Studying the in-medium $φ$ meson spectrum through kaons in proton-nucleus reactions

TL;DR

The paper investigates in-medium mass modifications of the φ meson in proton-nucleus collisions at 30 GeV to illuminate the behavior of the strange-quark condensate and partial chiral symmetry restoration. It employs the off-shell Budapest BUU (BuBUU) transport framework to simulate φ production and decay, focusing on the hadronic decay channel φ → K^+K^- and comparing with the dilepton channel as a cross-check. A key finding is that kaon final-state interactions and threshold effects complicate the kaon-channel signal, whereas a modest, density-dependent mass shift Δm(ρ) tends to enhance the low-mass side of the spectrum. The authors advocate a combined analysis of kaon and dilepton channels, along with target-size and kinematic cuts, to constrain the φ in-medium mass shift, and note that lower beam energies and future facilities could improve sensitivity.

Abstract

Exploring the mass modifications of $φ$ mesons in nuclei provides insights into the nature of strongly interacting matter. Specifically, $φ$ meson mass shifts can be related to the in-medium modification of the strange quark condensate.
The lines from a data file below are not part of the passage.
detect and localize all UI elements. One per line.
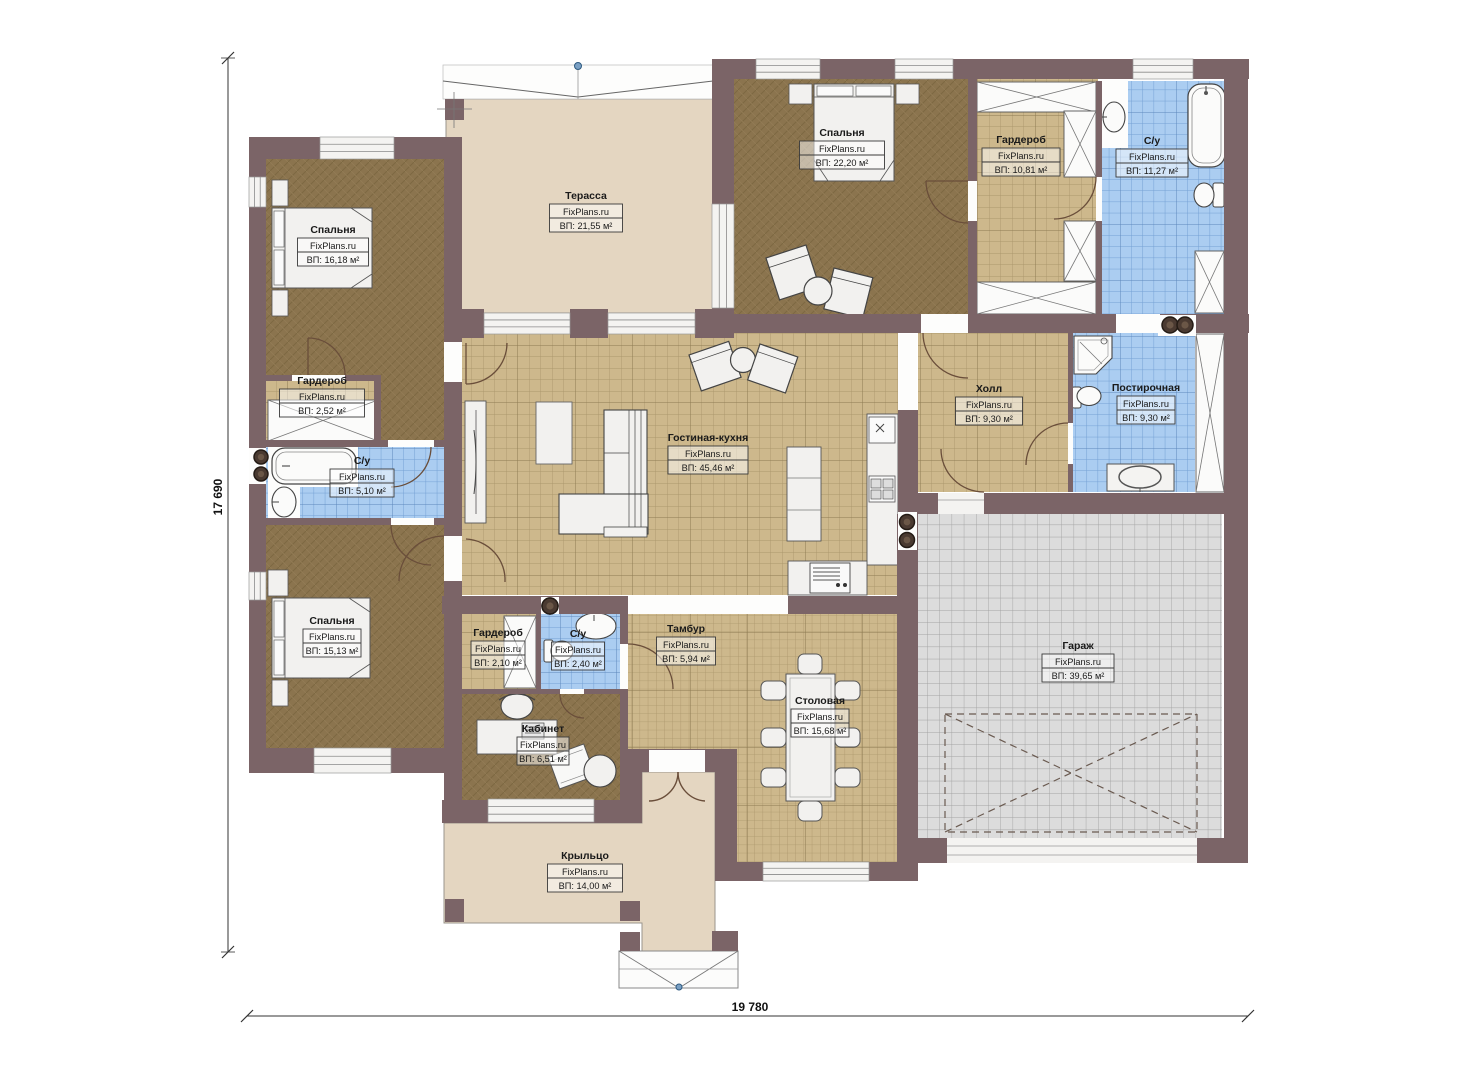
svg-text:FixPlans.ru: FixPlans.ru — [1129, 152, 1175, 162]
svg-text:Постирочная: Постирочная — [1112, 382, 1180, 394]
svg-text:ВП: 21,55 м²: ВП: 21,55 м² — [560, 221, 613, 231]
svg-text:ВП: 9,30 м²: ВП: 9,30 м² — [965, 414, 1013, 424]
svg-text:FixPlans.ru: FixPlans.ru — [563, 207, 609, 217]
svg-text:ВП: 22,20 м²: ВП: 22,20 м² — [816, 158, 869, 168]
svg-text:ВП: 39,65 м²: ВП: 39,65 м² — [1052, 671, 1105, 681]
svg-text:FixPlans.ru: FixPlans.ru — [1123, 399, 1169, 409]
svg-text:ВП: 16,18 м²: ВП: 16,18 м² — [307, 255, 360, 265]
svg-text:19 780: 19 780 — [732, 1000, 769, 1014]
svg-text:FixPlans.ru: FixPlans.ru — [520, 740, 566, 750]
svg-text:FixPlans.ru: FixPlans.ru — [562, 867, 608, 877]
svg-text:С/у: С/у — [1144, 135, 1161, 147]
svg-text:FixPlans.ru: FixPlans.ru — [555, 645, 601, 655]
svg-text:Столовая: Столовая — [795, 695, 845, 707]
svg-text:FixPlans.ru: FixPlans.ru — [475, 644, 521, 654]
svg-text:ВП: 45,46 м²: ВП: 45,46 м² — [682, 463, 735, 473]
svg-text:Гостиная-кухня: Гостиная-кухня — [668, 432, 748, 444]
svg-text:Спальня: Спальня — [819, 127, 864, 139]
svg-text:FixPlans.ru: FixPlans.ru — [310, 241, 356, 251]
svg-text:FixPlans.ru: FixPlans.ru — [966, 400, 1012, 410]
svg-text:FixPlans.ru: FixPlans.ru — [797, 712, 843, 722]
svg-text:FixPlans.ru: FixPlans.ru — [663, 640, 709, 650]
svg-text:ВП: 2,40 м²: ВП: 2,40 м² — [554, 659, 602, 669]
svg-text:Тамбур: Тамбур — [667, 623, 705, 635]
svg-text:ВП: 11,27 м²: ВП: 11,27 м² — [1126, 166, 1178, 176]
svg-text:Спальня: Спальня — [310, 224, 355, 236]
svg-text:ВП: 15,68 м²: ВП: 15,68 м² — [794, 726, 847, 736]
svg-text:FixPlans.ru: FixPlans.ru — [299, 392, 345, 402]
svg-text:17 690: 17 690 — [211, 478, 225, 515]
svg-text:Гараж: Гараж — [1062, 640, 1094, 652]
svg-text:С/у: С/у — [570, 628, 587, 640]
svg-text:Терасса: Терасса — [565, 190, 607, 202]
svg-text:Гардероб: Гардероб — [473, 627, 523, 639]
svg-text:FixPlans.ru: FixPlans.ru — [1055, 657, 1101, 667]
svg-text:Кабинет: Кабинет — [522, 723, 565, 735]
svg-text:С/у: С/у — [354, 455, 371, 467]
svg-text:FixPlans.ru: FixPlans.ru — [685, 449, 731, 459]
svg-text:FixPlans.ru: FixPlans.ru — [819, 144, 865, 154]
svg-text:ВП: 2,52 м²: ВП: 2,52 м² — [298, 406, 346, 416]
svg-text:ВП: 9,30 м²: ВП: 9,30 м² — [1122, 413, 1170, 423]
svg-text:ВП: 6,51 м²: ВП: 6,51 м² — [519, 754, 567, 764]
svg-text:Гардероб: Гардероб — [996, 134, 1046, 146]
svg-text:FixPlans.ru: FixPlans.ru — [998, 151, 1044, 161]
svg-text:ВП: 5,94 м²: ВП: 5,94 м² — [662, 654, 710, 664]
svg-text:FixPlans.ru: FixPlans.ru — [339, 472, 385, 482]
svg-text:Гардероб: Гардероб — [297, 375, 347, 387]
svg-text:ВП: 5,10 м²: ВП: 5,10 м² — [338, 486, 386, 496]
svg-text:ВП: 2,10 м²: ВП: 2,10 м² — [474, 658, 522, 668]
svg-text:FixPlans.ru: FixPlans.ru — [309, 632, 355, 642]
svg-text:Крыльцо: Крыльцо — [561, 850, 609, 862]
svg-text:ВП: 14,00 м²: ВП: 14,00 м² — [559, 881, 612, 891]
svg-text:Холл: Холл — [976, 383, 1002, 395]
svg-text:ВП: 10,81 м²: ВП: 10,81 м² — [995, 165, 1048, 175]
svg-text:ВП: 15,13 м²: ВП: 15,13 м² — [306, 646, 359, 656]
svg-text:Спальня: Спальня — [309, 615, 354, 627]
Therefore, the partial restoration of chiral symmetry can be studied by observing the mass shifts through the decay channels $φ\rightarrow e^+e^-$, and $φ\rightarrow K^+K^-$. In this paper, we examine the possibility of observing the $φ$ meson mass modifications of the $φ$ mesons in 30 GeV proton-nucleus (C, Cu, Pb) collisions, to be studied at the J-PARC E88 experiment, through the kaonic decay channel, with the off-shell Budapest Boltzmann-Uehling-Uhlenbeck (BuBUU) transport model. By applying different mean fields to the kaons, we examine their effects on the invariant mass spectra. Our simulations suggest that, although different mean fields for the kaons do affect the spectrum, there is a common observable effect primarily driven by the $φ$ mass shift. However, due to the threshold associated with the two kaons, the signal we observe is quite different from the one expected in dilepton spectra. Therefore, to meaningfully constrain the mass shift, it will be useful to include both kaon and dilepton channels in the analysis of the experimental data.

Figures (10)

• Figure 1: Comparison of the density and momentum dependence of the (M3) and (M4) mean fields. The dashed lines show the results for the (M4), while the solid lines correspond to the (M3) potentials. Here, $n=\rho/\rho_0$ is the normalized density, where $\rho_0=0.168$ [fm$^{-3}$].
• Figure 2: Comparison of the invariant mass spectra of kaon pairs in p+Cu reactions at 30 GeV bombarding energies with different kaonic mean fields without final state interactions of kaons.
• Figure 3: Effects of the scatterings and absorption of kaons on the invariant mass spectrum when applying the (M3) mean field in p+Cu collisions at 30 GeV.
• Figure 4: Comparison of the (M3), and (M4) mean fields at C, Cu, and Pb targets, including all of the considered final state interactions of the kaons.
• Figure 5: Invariant mass spectra of K meson pairs without mass modifications of the $\phi$ mesons for C, Cu, and Pb targets in proton induced reactions at $30$ GeV bombarding energies by using the (M3) mean fields.